Dienstag, 25. Februar 2020

Die digitalen 20er-Jahre Was Künstliche Intelligenz verändert? Alles!

Hallo! Der "freundliche" Roboter ist nur ein Stereotyp von Künstlicher Intelligenz. KI hat das Zeug, in alle Lebensbereiche einzugreifen, und die Gesellschaft wird dann auch ganz grundlegende Fragen beantworten müssen.

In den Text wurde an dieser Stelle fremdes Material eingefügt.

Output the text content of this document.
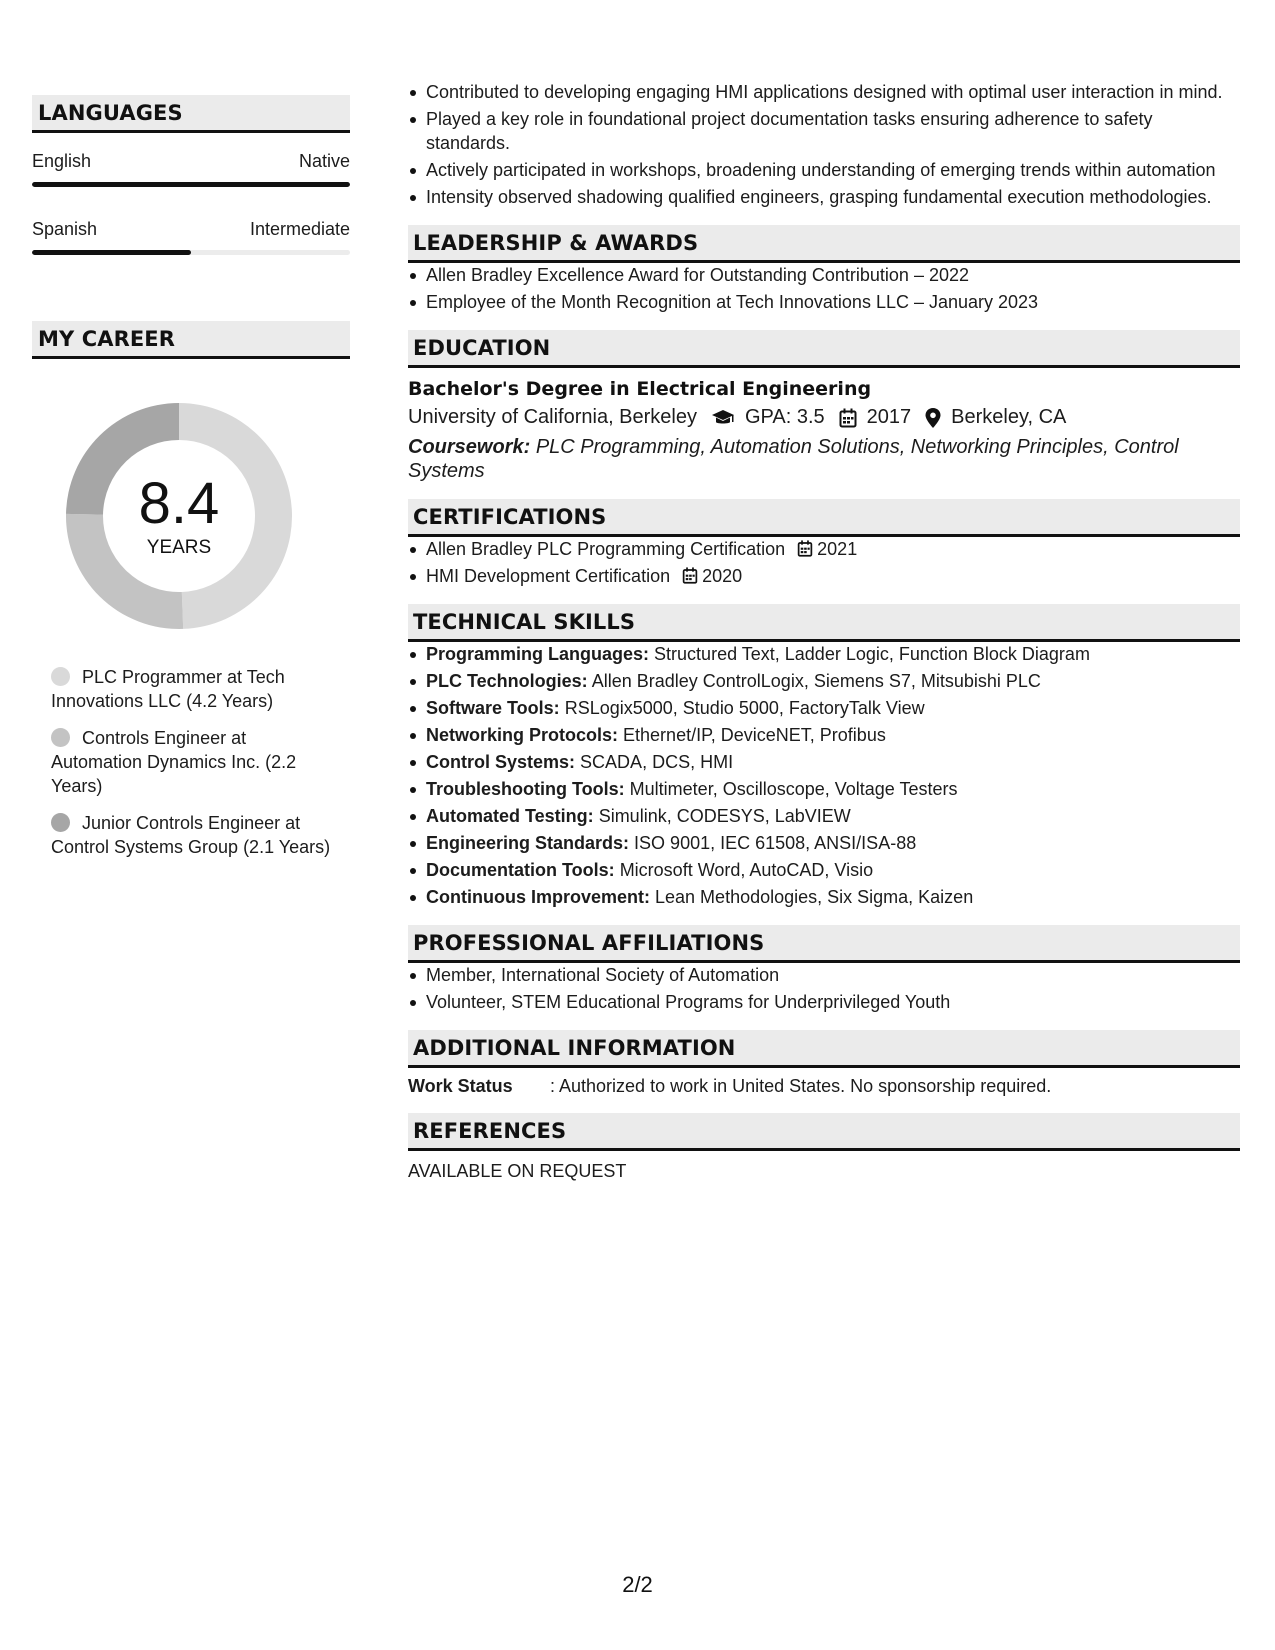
LANGUAGES
English	Native
Spanish	Intermediate
MY CAREER
8.4
YEARS
PLC Programmer at Tech Innovations LLC (4.2 Years)
Controls Engineer at Automation Dynamics Inc. (2.2 Years)
Junior Controls Engineer at Control Systems Group (2.1 Years)
Contributed to developing engaging HMI applications designed with optimal user interaction in mind.
Played a key role in foundational project documentation tasks ensuring adherence to safety standards.
Actively participated in workshops, broadening understanding of emerging trends within automation
Intensity observed shadowing qualified engineers, grasping fundamental execution methodologies.
LEADERSHIP & AWARDS
Allen Bradley Excellence Award for Outstanding Contribution – 2022
Employee of the Month Recognition at Tech Innovations LLC – January 2023
EDUCATION
Bachelor's Degree in Electrical Engineering
University of California, Berkeley GPA: 3.5 2017 Berkeley, CA
Coursework: PLC Programming, Automation Solutions, Networking Principles, Control Systems
CERTIFICATIONS
Allen Bradley PLC Programming Certification 2021
HMI Development Certification 2020
TECHNICAL SKILLS
Programming Languages: Structured Text, Ladder Logic, Function Block Diagram
PLC Technologies: Allen Bradley ControlLogix, Siemens S7, Mitsubishi PLC
Software Tools: RSLogix5000, Studio 5000, FactoryTalk View
Networking Protocols: Ethernet/IP, DeviceNET, Profibus
Control Systems: SCADA, DCS, HMI
Troubleshooting Tools: Multimeter, Oscilloscope, Voltage Testers
Automated Testing: Simulink, CODESYS, LabVIEW
Engineering Standards: ISO 9001, IEC 61508, ANSI/ISA-88
Documentation Tools: Microsoft Word, AutoCAD, Visio
Continuous Improvement: Lean Methodologies, Six Sigma, Kaizen
PROFESSIONAL AFFILIATIONS
Member, International Society of Automation
Volunteer, STEM Educational Programs for Underprivileged Youth
ADDITIONAL INFORMATION
Work Status	: Authorized to work in United States. No sponsorship required.
REFERENCES
AVAILABLE ON REQUEST
2/2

2. Teil: KI als Angstmacher

Wo Licht ist, ist auch Schatten, und das wird auch im KI-Zeitalter (leider) nicht anders sein. Automatische Waffensysteme, die als KI-gesteuerte Angriffsdrohnen mittels Gesichtserkennung auf einzelne Menschen oder bestimmte Menschengruppen angesetzt werden, kann niemand ernsthaft gut finden. Da es bislang kein weltweites Verbot dieser Waffengattung gibt, ist damit zu rechnen, dass diese entwickelt werden. Und natürlich ist es von der Gesichtserkennung nur ein kleiner Schritt zu Szenarien der totalen Überwachung, bei der menschliches Verhalten erfasst, durch KI- Algorithmen ausgewertet und in Belohnung oder Bestrafung umgerechnet wird, wie wir es in China bereits erleben.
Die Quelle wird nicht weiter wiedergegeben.